In this example we the generic x86 PMU, the perf PMU that provides the hardware and software counters described in the perf_event_open() section above, the rapl PMU that provides power/energy measurements, the perf_raw PMU, and the micro-architecture-specific Skylake PMU.

Finally, there is the list of events. On my development system there are 284 of them.
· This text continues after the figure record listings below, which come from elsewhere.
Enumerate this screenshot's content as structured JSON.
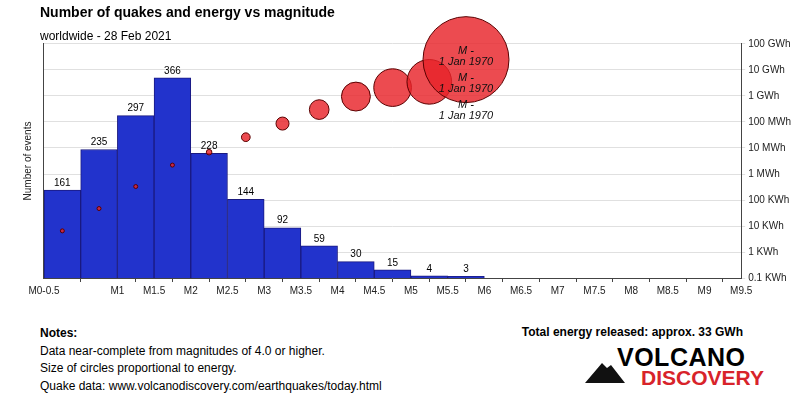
{
  "chart_data": {
    "type": "histogram",
    "title": "Number of quakes and energy vs magnitude",
    "subtitle": "worldwide - 28 Feb 2021",
    "y_label": "Number of events",
    "bins": [
      0,
      0.5,
      1,
      1.5,
      2,
      2.5,
      3,
      3.5,
      4,
      4.5,
      5,
      5.5,
      6
    ],
    "values": [
      161,
      235,
      297,
      366,
      228,
      144,
      92,
      59,
      30,
      15,
      4,
      3
    ],
    "color": "#2233cc",
    "data_labels": true,
    "xlim": [
      0,
      9.5
    ],
    "xticks": [
      {
        "value": 0,
        "label": "M0-0.5"
      },
      {
        "value": 1,
        "label": "M1"
      },
      {
        "value": 1.5,
        "label": "M1.5"
      },
      {
        "value": 2,
        "label": "M2"
      },
      {
        "value": 2.5,
        "label": "M2.5"
      },
      {
        "value": 3,
        "label": "M3"
      },
      {
        "value": 3.5,
        "label": "M3.5"
      },
      {
        "value": 4,
        "label": "M4"
      },
      {
        "value": 4.5,
        "label": "M4.5"
      },
      {
        "value": 5,
        "label": "M5"
      },
      {
        "value": 5.5,
        "label": "M5.5"
      },
      {
        "value": 6,
        "label": "M6"
      },
      {
        "value": 6.5,
        "label": "M6.5"
      },
      {
        "value": 7,
        "label": "M7"
      },
      {
        "value": 7.5,
        "label": "M7.5"
      },
      {
        "value": 8,
        "label": "M8"
      },
      {
        "value": 8.5,
        "label": "M8.5"
      },
      {
        "value": 9,
        "label": "M9"
      },
      {
        "value": 9.5,
        "label": "M9.5"
      }
    ],
    "ylim": [
      0,
      428
    ],
    "series": [
      {
        "type": "bubble",
        "axis": "y2",
        "color": "#e8232a",
        "x": [
          0.25,
          0.75,
          1.25,
          1.75,
          2.25,
          2.75,
          3.25,
          3.75,
          4.25,
          4.75,
          5.25,
          5.75
        ],
        "values": [
          6.5,
          47,
          330,
          2200,
          6900,
          26000,
          87000,
          300000,
          950000,
          2100000,
          3500000,
          25000000
        ]
      }
    ],
    "y2lim": [
      0.1,
      100000000
    ],
    "y2ticks": [
      {
        "value": 0.1,
        "label": "0.1 KWh"
      },
      {
        "value": 1,
        "label": "1 KWh"
      },
      {
        "value": 10,
        "label": "10 KWh"
      },
      {
        "value": 100,
        "label": "100 KWh"
      },
      {
        "value": 1000,
        "label": "1 MWh"
      },
      {
        "value": 10000,
        "label": "10 MWh"
      },
      {
        "value": 100000,
        "label": "100 MWh"
      },
      {
        "value": 1000000,
        "label": "1 GWh"
      },
      {
        "value": 10000000,
        "label": "10 GWh"
      },
      {
        "value": 100000000,
        "label": "100 GWh"
      }
    ],
    "log": "y2",
    "grid": true,
    "annotations": [
      "M -\n1 Jan 1970",
      "M -\n1 Jan 1970",
      "M -\n1 Jan 1970"
    ],
    "notes": {
      "heading": "Notes:",
      "lines": [
        "Data near-complete from magnitudes of 4.0 or higher.",
        "Size of circles proportional to energy.",
        "Quake data: www.volcanodiscovery.com/earthquakes/today.html"
      ]
    },
    "total": "Total energy released: approx. 33 GWh",
    "logo": [
      "VOLCANO",
      "DISCOVERY"
    ]
  }
}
Here’s the first:

#-----------------------------
IDX      : 37748736
PMU name : ix86arch (Intel X86 architectural PMU)
Name     : UNHALTED_CORE_CYCLES
Equiv    : None
Flags    : None
Desc     : count core clock cycles whenever the clock signal on the specific core is running (not halted)
Code     : 0x3c
Modif-00 : 0x00 : PMU : [k] : monitor at priv level 0 (boolean)
Modif-01 : 0x01 : PMU : [u] : monitor at priv level 1, 2, 3 (boolean)
Modif-02 : 0x02 : PMU : [e] : edge level (may require counter-mask >= 1) (boolean)
Modif-03 : 0x03 : PMU : [i] : invert (boolean)
Modif-04 : 0x04 : PMU : [c] : counter-mask in range [0-255] (integer)
Modif-05 : 0x05 : PMU : [t] : measure any thread (boolean)
Modif-06 : 0x07 : PMU : [intx] : monitor only inside transactional memory region (boolean)
Modif-07 : 0x08 : PMU : [intxcp] : do not count occurrences inside aborted transactional memory region (boolean)
...

Here’s what the fields mean:

  • IDXlibpfm4’s internal ID for the event.

  • PMU name – Which PMU provides it.

  • Name – The event’s name

  • Equiv – An alternate name for event (if any).

  • Desc – A desciption.

  • Flags, Code – Values that specify the event.

  • Modif-* – Modifiers.

  • Umask-* – Masks to filter event. This event doesn’t have any.

The meaning and number of the modifiers varies from PMU to PMU. More information about each is available via man:

$ man libpfm_intel_x86_arch

Performance Counter Pitfalls

Performance counters can be tricky. Here are some potential pitfalls:

  1. Not all combinations of hardware counters can be used at once. The details of this are byzantine. Trial-and-error is a good approach to figuring out what works.

  2. CFiddle will print errors when performance counter configuration failed, but your experiments will still run. You’ll just get zeros.